Sulfur hexafluoride in nitrogen CRMs (10.0 ± 0.1 μmol/mol, 100 ± 1 μmol/mol, 0.100 ± 0.001% mol/mol, 0.601 ± 0.006% mol/mol, k = 2, GBW08124) were obtained from the National Institute of Metrology (NIM, Beijing, China). The impurities in sulfur hexafluoride and nitrogen raw materials were qualified and quantified when the CRM was being developed according to ISO 6142-1:2015 [25].

Pure nitrogen gas (99.9999%) was provided by Air Liquide (Tianjin, China).

3.3. Methods

Repeatability was used to assess measurement precision. The relative standard deviation (RSD) affects the uncertainty of the measurement results. The results were expressed in terms of RSD for the peak areas of SF₆. Six consecutive injections of SF₆ CRMs were used to calculate the repeatability, and then to evaluate the precision of the method.

Calibration curves were obtained using the SF₆ concentration against the peak area from GC with different detectors. Lower concentrations of SF₆ in the calibration curve were diluted directly through a high concentration SF₆ CRM, using mass flow controllers (Alicat Scientific, Tucson, AZ, USA). The mass flow controllers were calibrated by the Institute of Metrology, according to the National Verification Regulation. The expanded measurement uncertainty for mass flow controllers’ calibration was in the range of 0.51~0.54% (k = 2). An SF₆ CRM with a certified value was chosen as an “unknown” to verify the accuracy of the calibration curve made using the diluting method with mass flow controllers.

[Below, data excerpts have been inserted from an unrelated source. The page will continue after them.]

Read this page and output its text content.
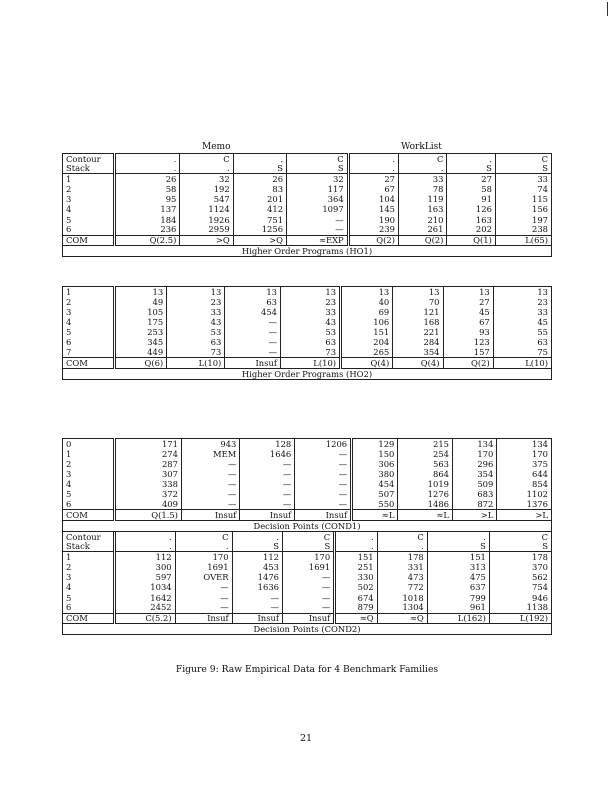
Memo	WorkList
Contour	.	C	.	C	.	C	.	C
Stack	.	.	S	S	.	.	S	S
1	26	32	26	32	27	33	27	33
2	58	192	83	117	67	78	58	74
3	95	547	201	364	104	119	91	115
4	137	1124	412	1097	145	163	126	156
5	184	1926	751	—	190	210	163	197
6	236	2959	1256	—	239	261	202	238
COM	Q(2.5)	>Q	>Q	≈EXP	Q(2)	Q(2)	Q(1)	L(65)
Higher Order Programs (HO1)								
1	13	13	13	13	13	13	13	13
2	49	23	63	23	40	70	27	23
3	105	33	454	33	69	121	45	33
4	175	43	—	43	106	168	67	45
5	253	53	—	53	151	221	93	55
6	345	63	—	63	204	284	123	63
7	449	73	—	73	265	354	157	75
COM	Q(6)	L(10)	Insuf	L(10)	Q(4)	Q(4)	Q(2)	L(10)
Higher Order Programs (HO2)								
0	171	943	128	1206	129	215	134	134
1	274	MEM	1646	—	150	254	170	170
2	287	—	—	—	306	563	296	375
3	307	—	—	—	380	864	354	644
4	338	—	—	—	454	1019	509	854
5	372	—	—	—	507	1276	683	1102
6	409	—	—	—	550	1486	872	1376
COM	Q(1.5)	Insuf	Insuf	Insuf	≈L	≈L	>L	>L
Decision Points (COND1)								
Contour	.	C	.	C	.	C	.	C
Stack	.	.	S	S	.	.	S	S
1	112	170	112	170	151	178	151	178
2	300	1691	453	1691	251	331	313	370
3	597	OVER	1476	—	330	473	475	562
4	1034	—	1636	—	502	772	637	754
5	1642	—	—	—	674	1018	799	946
6	2452	—	—	—	879	1304	961	1138
COM	C(5.2)	Insuf	Insuf	Insuf	≈Q	≈Q	L(162)	L(192)
Decision Points (COND2)								
Figure 9: Raw Empirical Data for 4 Benchmark Families
21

The measurement uncertainty of SF₆ was evaluated according to the Guide to the Expression of Uncertainty in Measurement (GUM). On the basis of GUM, the standard measurement uncertainty of SF₆ was combined with the uncertainty of the SF₆ CRM, the mass flow controllers’ calibration, and repeatability. The expanded uncertainty was obtained via multiplying the standard uncertainty by a coverage factor (k = 2).

4. Conclusions

In this paper, GC detectors, including an FPD, a PDHID, and a TCD, analyzing SF₆ were carefully evaluated. For the FPD, the calibration curves have a relatively narrow range. Second polynomial equations were used, fitting a calibration equation. Both the PDHID and TCD have a good linearity, and coefficients of determination (R²) are equal to 1.0000 in the concentration range of 10–100 μmol/mol, and 100–1000 μmol/mol, respectively. The relative measurement error indicated that the PDHID is more suitable for analyzing SF₆ with concentrations lower than 100 μmol/mol, whereas the TCD is more suitable for analyzing SF₆ with concentrations larger than 100 μmol/mol. In summary, an appropriate gas chromatographic detector for the accurate determination of SF₆, especially for developing SF₆ reference materials, was crucial to establish a GC method. The results from this study provide guidance for choosing an appropriate detector for the accurate determination of SF₆, which would subsequently contribute to the development of SF₆ reference materials used in greenhouse gases’ control.